|
РОМАНТИК ПРИЗЫВА ШЕСТИДЕСЯТЫХ
Наталья УСТИНОВСКАЯ
— Нет, я, оказывается, не Паганини, — сказал Юлий Черсанович, с печалью взирая на порвавшуюся струну. Ностальгически вздохнув, вспомнил о запасном комплекте, оставшемся в его московской квартире. И поскольку песня на тему «Бумбараша» под травмированный инструмент явно не клеилась, неуверенно предложил: «Ничего, если я просто почитаю?». Зал разочарованно загудел. И действительно, без мелодии, без вокала творчество Кима как-то не воспринимается. Но, слава Богу, нашлись добрые люди, предоставившие маэстро старенькую, но довольно звонкую «Музиму». Честное слово, такой концерт должен был состояться!
Это эпизод из выступления одного из классиков бардовской песни в большом зале Новосибирской филармонии в апреле 1995-го, прошедшего при полном аншлаге. Да, поклонников творчества Юлия Кима в сибирской столице оказалось предостаточно. Происходившее на сцене действо было построено в традиционной манере — этакий своеобразный отчет о творческом пути. Впрочем, дело не столько в традиции, сколько в причине: в том году исполнялось ровно сорок лет со дня написания артистом своей самой первой песни. Путь немалый, и интересных вех в нем хватает.
РАЗМЫШЛЕНИЯ КОМПЕТЕНТНОГО ЗРИТЕЛЯ
Юлий Ким — выходец из незаурядной плеяды «шестидесятников» — современников, очевидцев и участников так называемой хрущевской оттепели. Он «умудрился» попасть в созвездие выпускников Московского педагогического института, где что ни фамилия, то имя (да простится мне этот каламбур). Визбор, Якушева, Коваль, Ряшенцев... И не просто попасть, а не затеряться в тени звезд. Как это ему удалось?

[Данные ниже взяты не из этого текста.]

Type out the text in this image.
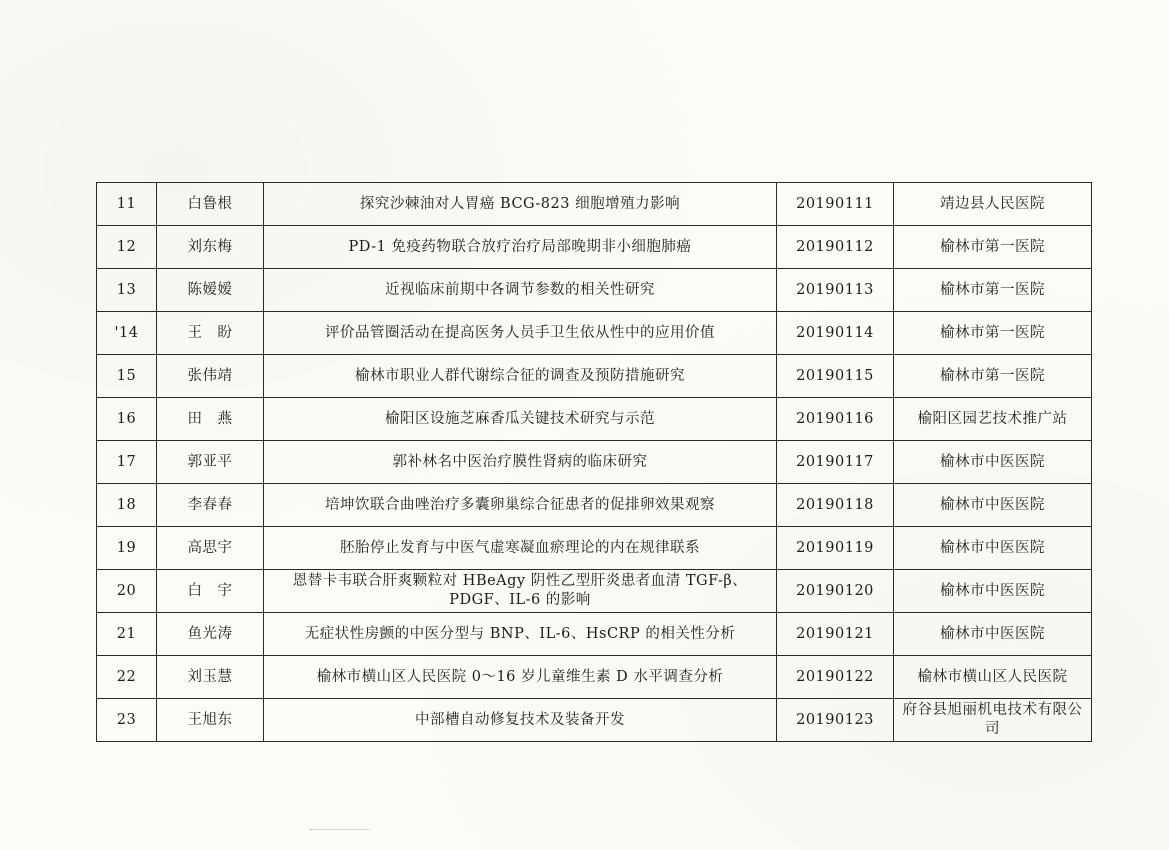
11	白鲁根	探究沙棘油对人胃癌 BCG-823 细胞增殖力影响	20190111	靖边县人民医院
12	刘东梅	PD-1 免疫药物联合放疗治疗局部晚期非小细胞肺癌	20190112	榆林市第一医院
13	陈嫒嫒	近视临床前期中各调节参数的相关性研究	20190113	榆林市第一医院
'14	王　盼	评价品管圈活动在提高医务人员手卫生依从性中的应用价值	20190114	榆林市第一医院
15	张伟靖	榆林市职业人群代谢综合征的调查及预防措施研究	20190115	榆林市第一医院
16	田　燕	榆阳区设施芝麻香瓜关键技术研究与示范	20190116	榆阳区园艺技术推广站
17	郭亚平	郭补林名中医治疗膜性肾病的临床研究	20190117	榆林市中医医院
18	李春春	培坤饮联合曲唑治疗多囊卵巢综合征患者的促排卵效果观察	20190118	榆林市中医医院
19	高思宇	胚胎停止发育与中医气虚寒凝血瘀理论的内在规律联系	20190119	榆林市中医医院
20	白　宇	恩替卡韦联合肝爽颗粒对 HBeAgy 阴性乙型肝炎患者血清 TGF-β、PDGF、IL-6 的影响	20190120	榆林市中医医院
21	鱼光涛	无症状性房颤的中医分型与 BNP、IL-6、HsCRP 的相关性分析	20190121	榆林市中医医院
22	刘玉慧	榆林市横山区人民医院 0～16 岁儿童维生素 D 水平调查分析	20190122	榆林市横山区人民医院
23	王旭东	中部槽自动修复技术及装备开发	20190123	府谷县旭丽机电技术有限公司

Задумываясь над этим вопросом, я пришла к выводу: дело в нетрафаретном взгляде на мир, в индивидуальности, в неподражательстве. И даже в некой поэтической шершавости, делающей возможной параллель с, на мой взгляд, бесспорным феноменом современной литературы — Юнной Мориц. Представляю, как трудно было противостоять соблазну трафарета, когда все поголовно воспевали романтику! И все же его «Фантастика-романтика» дошла до сердец и философствующих эстетов, и непритязательных бродяг.
Смотри, какой гудит прибой,
Угрюмы небеса.
И все ж, друзья, не поминайте лихом,
Поднимаю паруса!
Все гениальное просто?
И еще меня всегда поражало, с какой смелостью тогда еще молодой Ким брался за новые темы. Чего стоит взгляд из аудитории московского вуза на мистическую «рыбу-кит»!
Кстати, на вышеупомянутом концерте автор поведал небольшую предысторию создания этого «всенародного хита». В ходе предварительного распределения комиссия предложила ему на выбор несколько мест, где позарез требовались дипломированные учителя-словесники. Среди адресов — Северный Кавказ, по странному стечению обстоятельств — Новосибирск, ну и Камчатка. Кам-чат-ка... Слово заворожило экзотикой и неизведанностью. Юношеское воображение тут же нарисовало картину долины гейзеров, неземной растительности, плавные волны океана, на которых покачивается огромная рыба-кит. Вместе с согласием ехать за тридевять земель родилась песня про то, как «на далеком Севере бродит рыба-кит, а за ней на сейнере ходят рыбаки». Увы, в прикамчатских водах китов не оказалось. Зато оказались дети, разделившие гитарные пристрастия своего педагога и с удовольствием распевавшие под его немудреный аккомпанемент песни про отважного капитана и прожженного пирата, про задир-гренадеров и повес лейб-гусар. Вроде шутка, вроде, по определению Кима, проба тоненьких мускулов. Но своеобразие — куда от него деться! — проглядывало. Песни оказывались игровыми, жанровыми, этакими мини-сценарными. Именно им суждено было стать платформой, взлетной полосой, ведущей к достигнутым ныне высотам Кима-драматурга. Дальше были песни красных, белых и прочих зеленых в телефильме «Бумбараш», работа над потрясшей Париж оперой «Клоп», сотрудничество с Геннадием Гладковым в фильме «Точка, точка, запятая», участие в картинах Марка Захарова «12 стульев», «Обыкновенное чудо», «Дом, который построил Свифт».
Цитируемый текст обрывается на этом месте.